I'm so sick. Talking about him, talking about you, telling my friends about us like your name is someone else's. If you're listening at this party, I hope you hear the times I hold back from cracking jokes with you. Or at least notice when my lines aren't landing because I catch your eye and my frame breaks.
Yo, I don't feel okay is that okay with you? I'll back off, *******, do what I have to do to make sure this sleepy Sunday goes swell for you. But your actions are like rug burns, not hurting for long--but still hurting
I? I twisted your arm? You're not mad about that! Are you? You are? Give me your skin so I can fold it! Feeling your wrinkles under my calloused hands, it won't hurt, I swear! A lesson for you is what I bear.
I let this happen for one hundred years until my pale flesh turned purple, and my eyes blackened into squares as I saw Nyarlathotep slip out of your three tongues. You begged for an apology I couldn't muster, and in turn chafed your own foolish forgiveness in place of mine.

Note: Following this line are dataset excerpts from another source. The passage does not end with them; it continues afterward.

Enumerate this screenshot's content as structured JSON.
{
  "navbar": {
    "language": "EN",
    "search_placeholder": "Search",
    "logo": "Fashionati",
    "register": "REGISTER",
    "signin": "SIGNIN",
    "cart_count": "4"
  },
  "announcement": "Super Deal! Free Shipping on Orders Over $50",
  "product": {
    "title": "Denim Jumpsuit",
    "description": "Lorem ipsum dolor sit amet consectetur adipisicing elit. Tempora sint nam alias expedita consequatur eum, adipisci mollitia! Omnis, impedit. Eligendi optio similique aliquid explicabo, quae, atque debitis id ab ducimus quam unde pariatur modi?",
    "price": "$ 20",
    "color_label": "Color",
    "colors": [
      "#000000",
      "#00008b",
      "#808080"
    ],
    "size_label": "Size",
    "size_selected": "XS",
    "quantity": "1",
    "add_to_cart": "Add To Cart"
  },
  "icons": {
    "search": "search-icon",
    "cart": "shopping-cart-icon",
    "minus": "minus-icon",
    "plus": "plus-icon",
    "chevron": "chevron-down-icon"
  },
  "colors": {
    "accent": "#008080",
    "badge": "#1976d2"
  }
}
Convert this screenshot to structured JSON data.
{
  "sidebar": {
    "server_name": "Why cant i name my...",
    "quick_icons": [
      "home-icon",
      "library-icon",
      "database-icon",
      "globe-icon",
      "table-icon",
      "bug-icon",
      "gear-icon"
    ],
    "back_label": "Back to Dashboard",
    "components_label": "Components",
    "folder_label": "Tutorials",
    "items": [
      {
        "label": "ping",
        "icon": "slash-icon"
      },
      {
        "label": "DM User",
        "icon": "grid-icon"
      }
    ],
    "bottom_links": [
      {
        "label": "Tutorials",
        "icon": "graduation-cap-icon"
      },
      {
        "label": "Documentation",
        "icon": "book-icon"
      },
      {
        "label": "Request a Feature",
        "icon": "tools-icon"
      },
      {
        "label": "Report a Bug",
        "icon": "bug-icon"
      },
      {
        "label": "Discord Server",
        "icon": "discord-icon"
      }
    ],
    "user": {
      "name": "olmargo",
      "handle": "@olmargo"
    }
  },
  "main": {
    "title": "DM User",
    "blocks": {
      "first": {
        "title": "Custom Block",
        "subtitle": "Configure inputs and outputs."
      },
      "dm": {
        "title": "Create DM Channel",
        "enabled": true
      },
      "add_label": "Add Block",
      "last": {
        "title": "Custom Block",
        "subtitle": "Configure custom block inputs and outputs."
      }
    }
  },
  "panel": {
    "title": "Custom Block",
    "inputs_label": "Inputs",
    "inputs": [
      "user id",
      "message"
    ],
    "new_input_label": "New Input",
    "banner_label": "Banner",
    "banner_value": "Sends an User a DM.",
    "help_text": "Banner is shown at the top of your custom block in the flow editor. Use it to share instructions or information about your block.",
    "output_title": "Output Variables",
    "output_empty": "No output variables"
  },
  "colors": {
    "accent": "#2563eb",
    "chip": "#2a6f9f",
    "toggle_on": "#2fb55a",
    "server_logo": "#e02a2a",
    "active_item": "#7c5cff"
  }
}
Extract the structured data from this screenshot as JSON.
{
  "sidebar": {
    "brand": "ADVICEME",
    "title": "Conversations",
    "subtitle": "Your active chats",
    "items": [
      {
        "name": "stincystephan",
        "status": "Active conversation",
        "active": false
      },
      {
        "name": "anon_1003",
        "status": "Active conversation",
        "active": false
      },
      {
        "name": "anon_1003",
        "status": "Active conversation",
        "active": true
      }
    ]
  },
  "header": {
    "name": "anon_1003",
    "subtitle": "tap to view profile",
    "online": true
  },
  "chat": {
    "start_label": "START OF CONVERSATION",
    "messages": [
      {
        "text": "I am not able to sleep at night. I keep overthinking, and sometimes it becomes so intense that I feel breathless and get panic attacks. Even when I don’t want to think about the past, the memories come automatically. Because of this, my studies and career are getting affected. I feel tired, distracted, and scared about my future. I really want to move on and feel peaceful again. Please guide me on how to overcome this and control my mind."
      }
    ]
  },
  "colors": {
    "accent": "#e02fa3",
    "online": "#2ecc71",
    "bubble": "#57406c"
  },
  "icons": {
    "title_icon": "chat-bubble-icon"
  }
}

Folded and torn, yet you still play with it. There’s not much left in the hazy hue you haven’t crumpled to death. Do you like the vibration of the grains under your fingertips? I’m sure the overlapping lines must get in the way of that sensation, but still you trace every ****** polygon as if you were the embodiment of the proverb “if it ain’t broke, why fix it?”
Throw me out. What use am I to you? I’m the origami rock you can’t bring yourself to toss with the moldy leftovers you never cared for--even before they were leftovers.
“Ain’t that just the way?” you say to an audience of a mirror, hoping a prophet will descend to correct you if you turn out to be wrong. You’re so stuck in your ways, folding your papers and crumpling each piece until it’s unrecognizable from its original state. For a progressive you’re quite a pessimist, but at least you still have paper to fold with its woody grain you trace with your thumbs.
I commit crimes against my body to test for happiness. A feeling that I'm not sure I know how to feel. Yet there's something I love about the way it feels to feel nothingness cling to my insides like pure, restless butterflies.